Tutte le composizioni riportano brevi frammenti d’anima che si fanno “cielo”, “sabbia”, “mare” e creano una poesia che ha in sé l’architettura immaginativa del pensiero che scolpisce e raccoglie “il viaggio umano”: «cielo panna celeste/ azzurro lapislazzuli turchino/ celeste panna latte»; «filo di scogli/ riemersi dal fondo/ negli occhi del mondo/ cielo smozzicato/ a strappi e cuciture/ viola rosato»; «specchio veloce/ nastro di nuvole/ filanti/ cielo emaciato livido/ morso dall’aurora/ ripiegato avanti».
In questo breve viaggio, accade la figurazione (quasi profetica delle sue successive raccolte) del “poeta del cielo”: «onde tornate a cuore/ sempre tra dire e fare/», che segue il vento, le dune, gli odori, le leggende, il relitto abbandonato sul lido «ha un che si sacro/ fermo nel tempo/ è un altare/ su cui i gabbiani/ si lanciano stridendo… ognuno resta muto/ per un po’/ fisso nel vuoto», e cammina nelle cose senza perderne il controllo.

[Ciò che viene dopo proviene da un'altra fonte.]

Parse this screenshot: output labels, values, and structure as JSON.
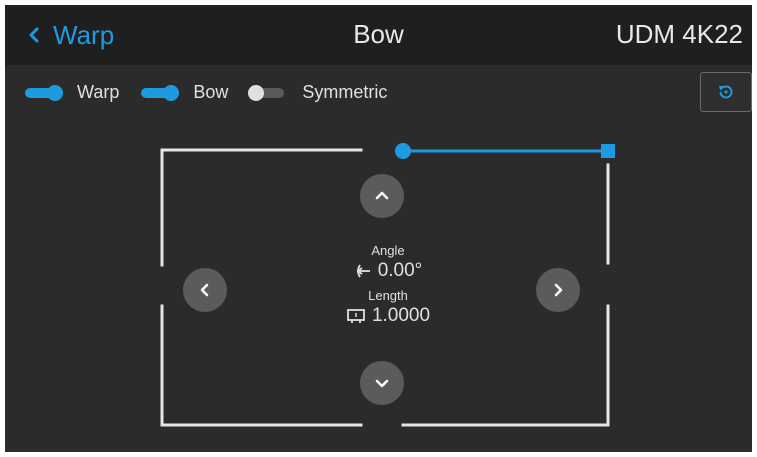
{
  "header": {
    "back_label": "Warp",
    "title": "Bow",
    "model": "UDM 4K22"
  },
  "toggles": [
    {
      "label": "Warp",
      "on": true
    },
    {
      "label": "Bow",
      "on": true
    },
    {
      "label": "Symmetric",
      "on": false
    }
  ],
  "readout": {
    "angle_label": "Angle",
    "angle_value": "0.00°",
    "length_label": "Length",
    "length_value": "1.0000"
  },
  "icons": {
    "back": "chevron-left-icon",
    "reset": "reset-icon",
    "up": "chevron-up-icon",
    "down": "chevron-down-icon",
    "left": "chevron-left-icon",
    "right": "chevron-right-icon",
    "angle": "angle-icon",
    "length": "length-icon"
  },
  "colors": {
    "accent": "#1e9be0",
    "background": "#2b2b2b",
    "header": "#1f1f1f",
    "button": "#5b5b5b"
  }
}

Riferendomi a quanto sopra, rileggo ciò che Magritte scrisse durante un’intervista nel 1961: «un solo mistero esiste: il mondo e il pensiero diventa ispirato quando cessa di essere banale e delirante e è l’ispirazione l’avvenimento ispirato; così identifico la poesia… ogni verità ha immediatamente anche il suo contrario, solo la poesia non è mai dimentica del mondo».

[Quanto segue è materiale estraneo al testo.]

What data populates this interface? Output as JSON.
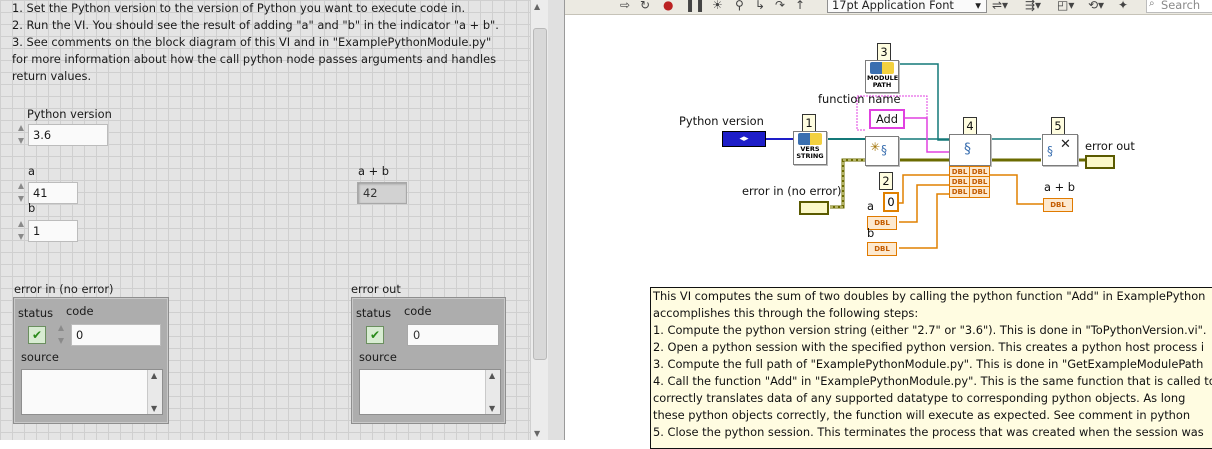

Mi permetto un tentativo di lettura di pochi versi che arrivano fragorosi, rumoreggianti, impetuosi, tra i più intensi in Diario di Normandia:
«(di scale di volte di tono
nel suono nel cono di luce
s’arresta si rende al suo volo
spiccato tirato librato
di piuma di foglia
di freccia di lampo di fuoco)»
L’asindeto incalza, non concede pause, le parole si susseguono senza sillabe intermedie e rispondono ad una rima interna, le anafore rimarcano l’enunciato e solo il tra-parentesi concede l’inizio e la fine “del temporale e del respiro”. Si coglie l’eco delle leggende “qui sulle dune,/ fu sgozzato un marinaio/ e la sua ragazza/ non fu più trovata./ E ancora si risente/ l’urlo tremendo, nelle sere di tempesta” che tengono viva la storia, nei racconti dei pescatori che, insieme al poeta, avvertono la necessità della parentesi che circoscriva l’umano dolore (“aspetta che il mare/ sia diventato piscio/ e allora capirai in extremis/ cos’è un naufrago/ che cede, inerte e nauseato, alla fatica dei remi.)”, mentre il vento soffia sulle dune e il promontorio aspetta di staccarsi dalla roccia e scivolare nel mare.